*9* 消えない傷あと
「ねぇ、あの子じゃない?」
「『適性検査』で、測定器を粉々にしたっていう?」
「やだ、可愛い顔したぼうやじゃないの。うちのパーティー、ゴリゴリの野郎ばっかでうんざりしてたし、ちょっと口説いてこようかしら」
ヒソヒソ……と、ささやき声がもれ聞こえる。
ギルドを訪れていた冒険者。それも、若い女性たちの好奇の目が、ノアに集中していた。
ノアはわたしと向かい合ってるけど、サファイアの視線は、わたしの足もとに落とされている。
じっと耐えるような沈黙。強張った肩。こめかみにうっすらと冷や汗をにじませた表情の奥には、じりじりと燻る嫌悪感がかいま見える。
「こっちおいで、ノア」
意識して声を和らげると、ハッとしたようにノアが顔を上げる。
にっこりと笑って手まねきをすれば、ぐ、と唇を噛んだノアが一歩、大股で距離を詰めた。

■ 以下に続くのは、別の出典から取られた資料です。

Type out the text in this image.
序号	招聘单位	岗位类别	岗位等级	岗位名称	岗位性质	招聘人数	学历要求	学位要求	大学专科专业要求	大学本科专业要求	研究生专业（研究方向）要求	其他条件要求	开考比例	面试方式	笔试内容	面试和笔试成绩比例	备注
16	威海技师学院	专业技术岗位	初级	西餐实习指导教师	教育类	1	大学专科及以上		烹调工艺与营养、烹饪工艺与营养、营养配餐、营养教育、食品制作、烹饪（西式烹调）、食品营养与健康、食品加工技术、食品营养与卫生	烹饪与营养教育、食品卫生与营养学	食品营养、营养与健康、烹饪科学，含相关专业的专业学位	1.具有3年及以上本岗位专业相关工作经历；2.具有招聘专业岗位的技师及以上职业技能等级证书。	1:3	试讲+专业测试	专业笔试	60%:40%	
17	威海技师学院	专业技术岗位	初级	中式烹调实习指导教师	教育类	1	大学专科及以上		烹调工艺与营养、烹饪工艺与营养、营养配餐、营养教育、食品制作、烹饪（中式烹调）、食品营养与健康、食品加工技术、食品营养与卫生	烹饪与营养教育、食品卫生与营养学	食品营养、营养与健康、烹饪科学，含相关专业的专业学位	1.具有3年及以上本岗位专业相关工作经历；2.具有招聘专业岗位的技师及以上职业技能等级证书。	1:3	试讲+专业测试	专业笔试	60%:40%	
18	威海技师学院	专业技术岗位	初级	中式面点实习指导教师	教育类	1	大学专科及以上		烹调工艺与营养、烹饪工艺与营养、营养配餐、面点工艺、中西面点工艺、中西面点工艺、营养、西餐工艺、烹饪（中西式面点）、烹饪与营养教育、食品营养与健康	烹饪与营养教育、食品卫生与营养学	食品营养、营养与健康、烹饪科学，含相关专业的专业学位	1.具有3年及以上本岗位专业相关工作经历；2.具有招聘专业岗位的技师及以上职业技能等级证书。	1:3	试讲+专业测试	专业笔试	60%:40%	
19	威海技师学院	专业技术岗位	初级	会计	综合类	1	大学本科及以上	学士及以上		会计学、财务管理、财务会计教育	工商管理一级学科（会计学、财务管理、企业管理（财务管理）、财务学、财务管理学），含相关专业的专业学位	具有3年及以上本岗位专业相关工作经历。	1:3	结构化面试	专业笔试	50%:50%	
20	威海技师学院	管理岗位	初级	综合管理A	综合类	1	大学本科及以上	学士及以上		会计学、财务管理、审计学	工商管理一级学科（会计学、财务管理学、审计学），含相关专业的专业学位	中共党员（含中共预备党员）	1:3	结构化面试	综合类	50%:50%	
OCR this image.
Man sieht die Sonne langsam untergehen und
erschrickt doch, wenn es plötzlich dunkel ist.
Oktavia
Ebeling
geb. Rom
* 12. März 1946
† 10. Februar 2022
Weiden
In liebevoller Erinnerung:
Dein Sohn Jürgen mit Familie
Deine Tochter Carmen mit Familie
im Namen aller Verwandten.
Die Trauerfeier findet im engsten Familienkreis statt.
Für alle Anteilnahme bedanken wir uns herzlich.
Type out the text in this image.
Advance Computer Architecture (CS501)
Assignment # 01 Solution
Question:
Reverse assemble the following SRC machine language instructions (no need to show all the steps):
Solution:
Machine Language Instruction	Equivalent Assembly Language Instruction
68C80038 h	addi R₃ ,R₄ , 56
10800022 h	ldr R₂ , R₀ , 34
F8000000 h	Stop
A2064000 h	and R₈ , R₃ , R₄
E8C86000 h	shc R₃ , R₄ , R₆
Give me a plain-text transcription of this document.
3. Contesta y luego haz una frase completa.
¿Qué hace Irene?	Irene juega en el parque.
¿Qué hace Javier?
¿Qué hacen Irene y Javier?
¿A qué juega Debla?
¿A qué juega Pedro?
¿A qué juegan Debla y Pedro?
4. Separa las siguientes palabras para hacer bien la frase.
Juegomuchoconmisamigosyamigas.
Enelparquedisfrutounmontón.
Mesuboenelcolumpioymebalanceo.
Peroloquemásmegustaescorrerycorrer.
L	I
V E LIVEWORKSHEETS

そんなノアを、いままで着ていた一張羅、黒のローブをばさっとひろげて包み込む。フードもまぶかにかぶらせた。
わたしより数センチ背が高いくらいの華奢なノアだから、ゆったりサイズのローブがちょうどよかった。
「見たくないものは見なくていいし、聞きたくないことは聞かなくていいよ」
ノアへ関心を寄せる彼女たちに、悪気はないだろう。
でも、女性に身体を売ることを強制される娼館で、生傷だらけになるくらい折檻を受けていたノアが、女性に恐怖や嫌悪感を示すのは当たり前のことで。
よくよく考えてみれば、ノアがわたしに気を許してくれてるのは、奇跡みたいなことなんだよね。
「ノアは自由になったんだから、楽しいことを考えて、好きなようにしてね」
「リオ…………う、ん…………うんっ……」
声をふるわせたノアが、ぎゅうっと抱きついてくる。
「……リオなら、いい……リオが、いい……もう、リオしか、いらない……っ」
声を押し殺してすすり泣くノアの丸まった背を、なでさする。
そのうちに、急に泣き出したノアにびっくりしたのか、さすがに空気を読んだのか。
詳しいことはよくわからないけど、いつの間にか人だかりがなくなっていた。
あとには滞りのなく闊歩する冒険者たちのブーツの音が、小気味よく響くだけだった。
* * *
「部屋は、リオとおなじがいい……」
うるうるとそんなおねだりをされて、今夜のお宿は決定した。昨日よりグレードの上がった豪華な食事つきの、広々としたツインのお部屋だ。
年ごろの男の子だし……とはじめこそ遠慮したけど、ノアは独りで眠ることを怖がってるみたいだった。
昨日はわたしの看病をしてくれていたし、寝不足だろう。
ノアが寝入るまで頭をなでてあげて、夜が更けたころに、じぶんのベッドへ入った。
「──んっ……はぁ……」
なんだか、息苦しい。
なんだろう……? 起きようとするけど、鉛みたいにまぶたが重くて、持ち上がらない。
「……リオ、リオ……っ」
仰向けのわたしにのしかかった『影』がゆらめく気配を、まぶたの裏で感じる。
「リオのくちびる……やわらかくて、あまくて、おいしい……ずっと、食べてたい……んっ」
蕩けきった吐息のあとに、ちゅ、ちゅ……と、何度も唇をくすぐられる。
真っ暗闇に突き落とされたおぼろげな意識の中で、ようやく重いまぶたを持ち上げた。
そうして、見上げた先には。
「おれの……リオはぜんぶ、俺のもの……っ!」
闇夜に妖しく輝く、サファイアの瞳。
コウモリが翼を広げたようなかたちをした『影』が、わたしに馬乗りになっている。
霞んだ視界で、ぼんやりと、それだけは目にした気がした。